ECLI:NL:RBSGR:2012:BX1242
Rechtbank 's-Gravenhage
- Eerste aanleg - enkelvoudig
- Rechtspraak.nl
Aansprakelijkheid erkenning schade door uitzending naar Srebrenica
In deze zaak heeft eiser, een militair die heeft gediend in Dutchbatt III tijdens de uitzending naar Srebrenica, de rechtbank verzocht om de minister van Defensie aansprakelijkheid te laten erkennen voor de schade die hij heeft opgelopen en nog zal lijden als gevolg van deze uitzending. Eiser heeft beroep ingesteld tegen het niet tijdig nemen van een besluit op zijn verzoek, dat hij op 21 november 2011 had ingediend. De rechtbank heeft op 22 juni 2012 uitspraak gedaan in deze zaak, waarbij het beroep ongegrond is verklaard.
De rechtbank heeft vastgesteld dat er geen aanleiding is om de minister een termijn op te leggen voor het nemen van een beslissing op de aanvraag van eiser. Eiser had in zijn verzoek aangegeven dat hij behoefte had aan een spoedige beslissing, mede vanwege een psychiatrische aandoening die hij aan zijn militaire dienst toeschrijft. De rechtbank heeft echter geoordeeld dat er op dat moment geen twijfel bestond aan de zorgvuldigheid van het handelen van de minister. De rechtbank heeft ook opgemerkt dat de kosten van deskundigenonderzoek voor rekening van de minister blijven, wat een tegemoetkoming is voor eiser.

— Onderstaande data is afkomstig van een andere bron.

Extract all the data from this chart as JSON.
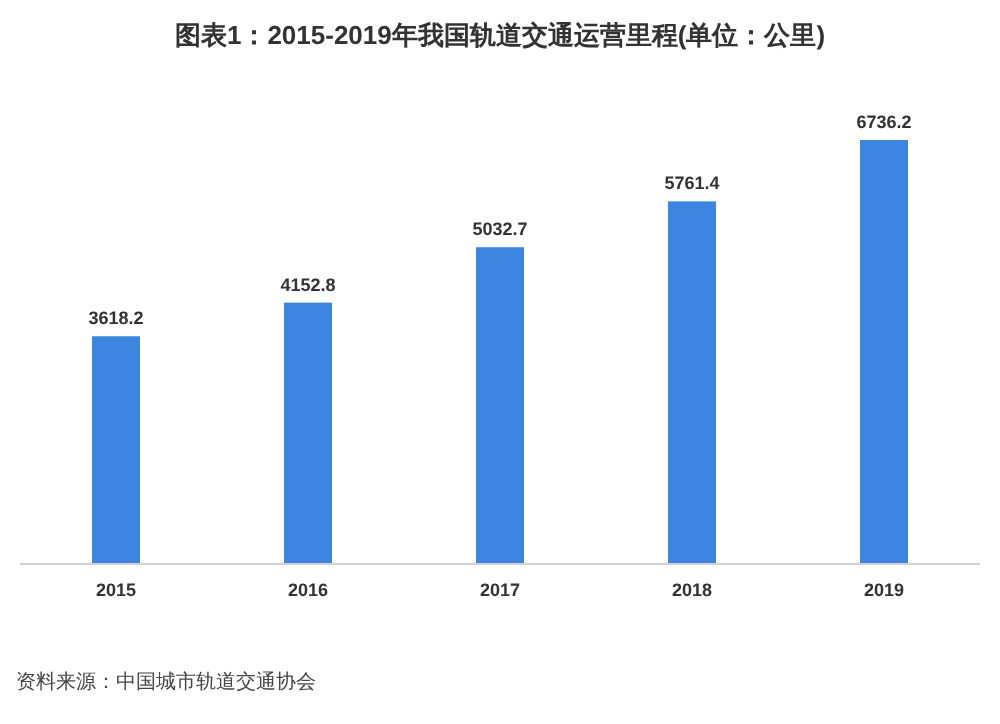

De rechtbank heeft de relevante artikelen van de Algemene wet bestuursrecht (Awb) in overweging genomen, waaronder artikel 8:54, dat de rechtbank de mogelijkheid biedt om het onderzoek te sluiten indien het beroep kennelijk ongegrond is. De rechtbank heeft geconcludeerd dat er geen termen zijn voor een proceskostenveroordeling en dat het beroep ongegrond is. De uitspraak is gedaan door rechter G.P. Kleijn, in aanwezigheid van griffier F.J. Leegstraten, en is openbaar uitgesproken op 22 juni 2012.